21.3.5. Guides for Multi-Objective Optimization
Multi-objective optimization strategy gives non-unique solution. Let’s consider the typical optimization formulation as
\(\underset{\mathbf{x}}{\mathop{\min }}\,P\left( {{f}_{i}}\left( \mathbf{x} \right) \right),\text{ }i=1,2,...,m\)
Where, the design variable vector \(\mathbf{x}\) belong to the feasible set \(\Omega \subset {{R}^{n}}\), defined by equality and inequality constraints as \(\Omega =\left\{ \mathbf{x}\in {{R}^{n}}:\mathbf{h}\left( \mathbf{x} \right)=\mathbf{0},\mathbf{g}\left( \mathbf{x} \right)\le \mathbf{0} \right\}\). Also, \({{f}_{i}}\left( \mathbf{x} \right)\) is the ith objective and the functional \(P\) is called as a preference function.

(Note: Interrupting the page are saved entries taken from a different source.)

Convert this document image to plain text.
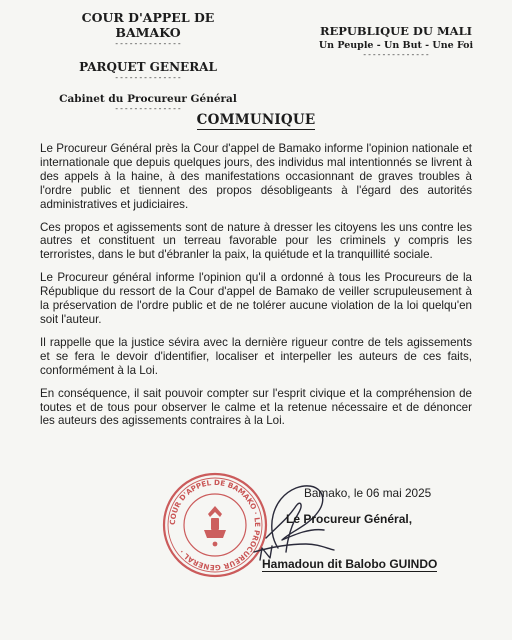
COUR D'APPEL DE BAMAKO
--------------
PARQUET GENERAL
--------------
Cabinet du Procureur Général
--------------
REPUBLIQUE DU MALI
Un Peuple - Un But - Une Foi
--------------
COMMUNIQUE

Le Procureur Général près la Cour d'appel de Bamako informe l'opinion nationale et internationale que depuis quelques jours, des individus mal intentionnés se livrent à des appels à la haine, à des manifestations occasionnant de graves troubles à l'ordre public et tiennent des propos désobligeants à l'égard des autorités administratives et judiciaires.

Ces propos et agissements sont de nature à dresser les citoyens les uns contre les autres et constituent un terreau favorable pour les criminels y compris les terroristes, dans le but d'ébranler la paix, la quiétude et la tranquillité sociale.

Le Procureur général informe l'opinion qu'il a ordonné à tous les Procureurs de la République du ressort de la Cour d'appel de Bamako de veiller scrupuleusement à la préservation de l'ordre public et de ne tolérer aucune violation de la loi quelqu'en soit l'auteur.

Il rappelle que la justice sévira avec la dernière rigueur contre de tels agissements et se fera le devoir d'identifier, localiser et interpeller les auteurs de ces faits, conformément à la Loi.

En conséquence, il sait pouvoir compter sur l'esprit civique et la compréhension de toutes et de tous pour observer le calme et la retenue nécessaire et de dénoncer les auteurs des agissements contraires à la Loi.

COUR D'APPEL DE BAMAKO · LE PROCUREUR GENERAL ·
Bamako, le 06 mai 2025
Le Procureur Général,
Hamadoun dit Balobo GUINDO
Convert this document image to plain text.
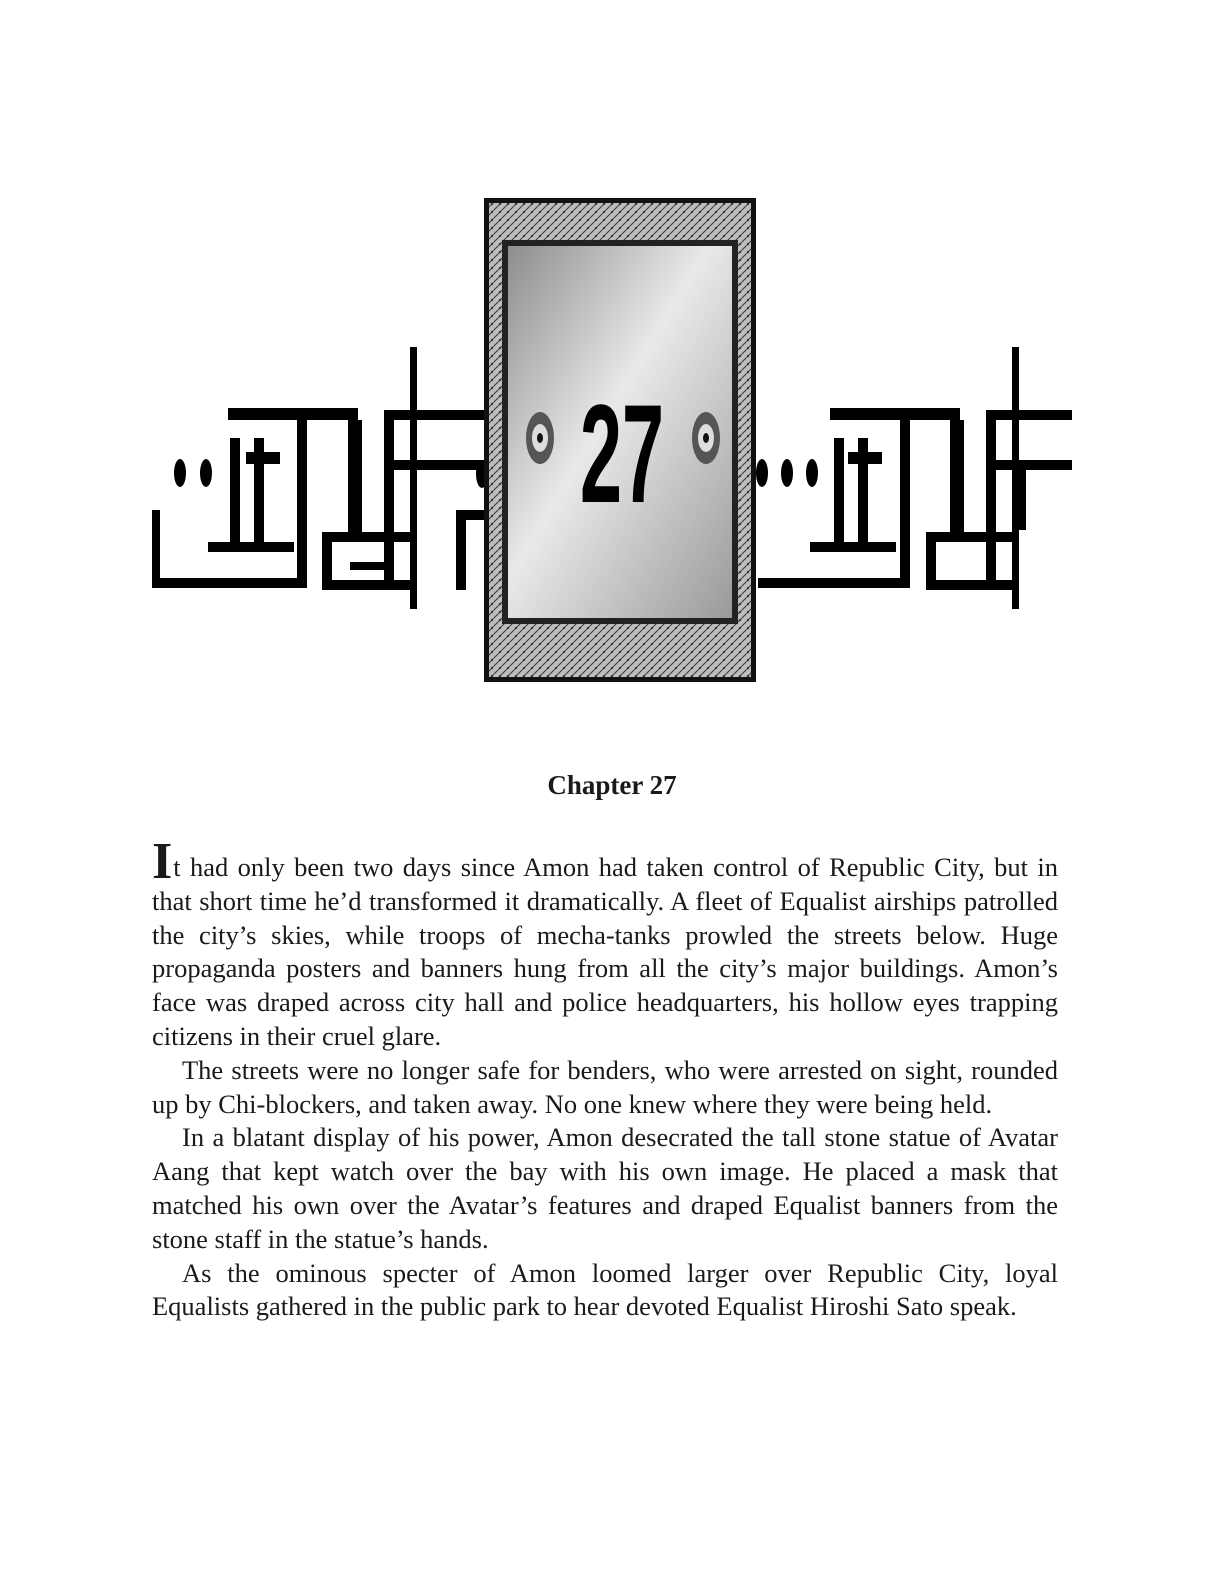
27
Chapter 27

It had only been two days since Amon had taken control of Republic City, but in that short time he’d transformed it dramatically. A fleet of Equalist airships patrolled the city’s skies, while troops of mecha-tanks prowled the streets below. Huge propaganda posters and banners hung from all the city’s major buildings. Amon’s face was draped across city hall and police headquarters, his hollow eyes trapping citizens in their cruel glare.

The streets were no longer safe for benders, who were arrested on sight, rounded up by Chi-blockers, and taken away. No one knew where they were being held.

In a blatant display of his power, Amon desecrated the tall stone statue of Avatar Aang that kept watch over the bay with his own image. He placed a mask that matched his own over the Avatar’s features and draped Equalist banners from the stone staff in the statue’s hands.

As the ominous specter of Amon loomed larger over Republic City, loyal Equalists gathered in the public park to hear devoted Equalist Hiroshi Sato speak.
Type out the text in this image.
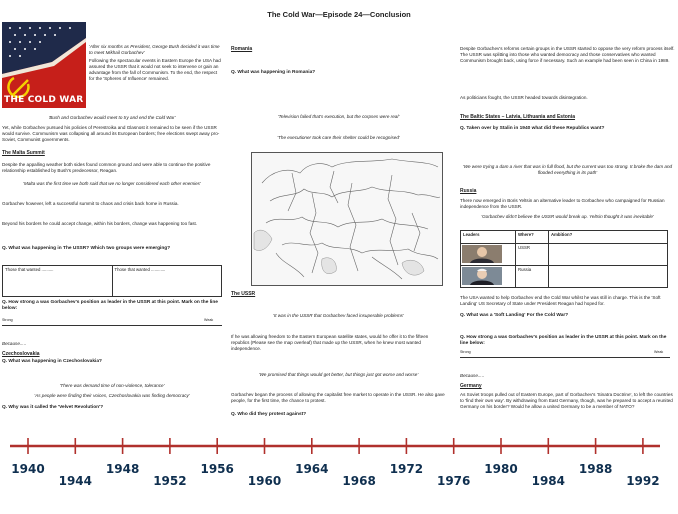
The Cold War—Episode 24—Conclusion
THE COLD WAR
'After six months as President, George Bush decided it was time to meet Mikhail Gorbachev'
Following the spectacular events in Eastern Europe the USA had assured the USSR that it would not seek to intervene or gain an advantage from the fall of Communism. To the end, the respect for the 'Spheres of Influence' remained.
'Bush and Gorbachev would meet to try and end the Cold War'
Yet, while Gorbachev pursued his policies of Perestroika and Glasnost it remained to be seen if the USSR would survive. Communism was collapsing all around its European borders; free elections swept away pro-Soviet, Communist governments.
The Malta Summit
Despite the appalling weather both sides found common ground and were able to continue the positive relationship established by Bush's predecessor, Reagan.
'Malta was the first time we both said that we no longer considered each other enemies'
Gorbachev however, left a successful summit to chaos and crisis back home in Russia.
Beyond his borders he could accept change, within his borders, change was happening too fast.
Q. What was happening in The USSR? Which two groups were emerging?
Those that wanted ..........	Those that wanted ............
Q. How strong a was Gorbachev's position as leader in the USSR at this point. Mark on the line below:
Strong	Weak
Because.....
Czechoslovakia
Q. What was happening in Czechoslovakia?
'There was demand time of non-violence, tolerance'
'As people were finding their voices, Czechoslovakia was finding democracy'
Q. Why was it called the 'Velvet Revolution'?
Romania
Q. What was happening in Romania?
'Television failed that's execution, but the corpses were real'
'The executioner took care their shelter could be recognised'
The USSR
'It was in the USSR that Gorbachev faced insuperable problems'
If he was allowing freedom to the Eastern European satellite states, would he offer it to the fifteen republics (Please see the map overleaf) that made up the USSR, when he knew most wanted independence.
'We promised that things would get better, but things just got worse and worse'
Gorbachev began the process of allowing the capitalist free market to operate in the USSR. He also gave people, for the first time, the chance to protest.
Q. Who did they protest against?
Despite Gorbachev's reforms certain groups in the USSR started to oppose the very reform process itself. The USSR was splitting into those who wanted democracy and those conservatives who wanted Communism brought back, using force if necessary. Such an example had been seen in China in 1989.
As politicians fought, the USSR headed towards disintegration.
The Baltic States – Latvia, Lithuania and Estonia
Q. Taken over by Stalin in 1940 what did these Republics want?
'We were trying a dam a river that was in full flood, but the current was too strong. It broke the dam and flooded everything in its path'
Russia
There now emerged in Boris Yeltsin an alternative leader to Gorbachev who campaigned for Russian independence from the USSR.
'Gorbachev didn't believe the USSR would break up. Yeltsin thought it was inevitable'
Leaders	Where?	Ambition?
	USSR	
	Russia	
The USA wanted to help Gorbachev end the Cold War whilst he was still in charge. This is the 'Soft Landing' US Secretary of State under President Reagan had hoped for.
Q. What was a 'Soft Landing' For the Cold War?
Q. How strong a was Gorbachev's position as leader in the USSR at this point. Mark on the line below:
Strong	Weak
Because.....
Germany
As Soviet troops pulled out of Eastern Europe, part of Gorbachev's 'Sinatra Doctrine', to left the countries to 'find their own way'. By withdrawing from East Germany, though, was he prepared to accept a reunited Germany on his border? Would he allow a united Germany to be a member of NATO?
1940
1944
1948
1952
1956
1960
1964
1968
1972
1976
1980
1984
1988
1992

Unlike a single objective, multi-objective optimization has no unique solution that would give an optimum for all objectives simultaneously. We call it as a Pareto optimal. A solution \({{\mathbf{x}}^{*}}\) is Pareto optimal if there exists no feasible point \(\mathbf{x}\) which would decrease some objectives without causing a simultaneously increase in at least one objective. Figure 21.78 shows the Pareto optimum.
Figure 21.78 Local Pareto optimum in two objective case
Two points \(\mathbf{x}_{1}^{*}\) and \(\mathbf{x}_{2}^{*}\) are local optima for objectives \({{f}_{1}}\left( \mathbf{x} \right)\) and \({{f}_{2}}\left( \mathbf{x} \right)\), respectively. In multi-objective optimization, they are called as an ideal optimum and the point \({{\mathbf{x}}^{*}}\) is a local Pareto optimum.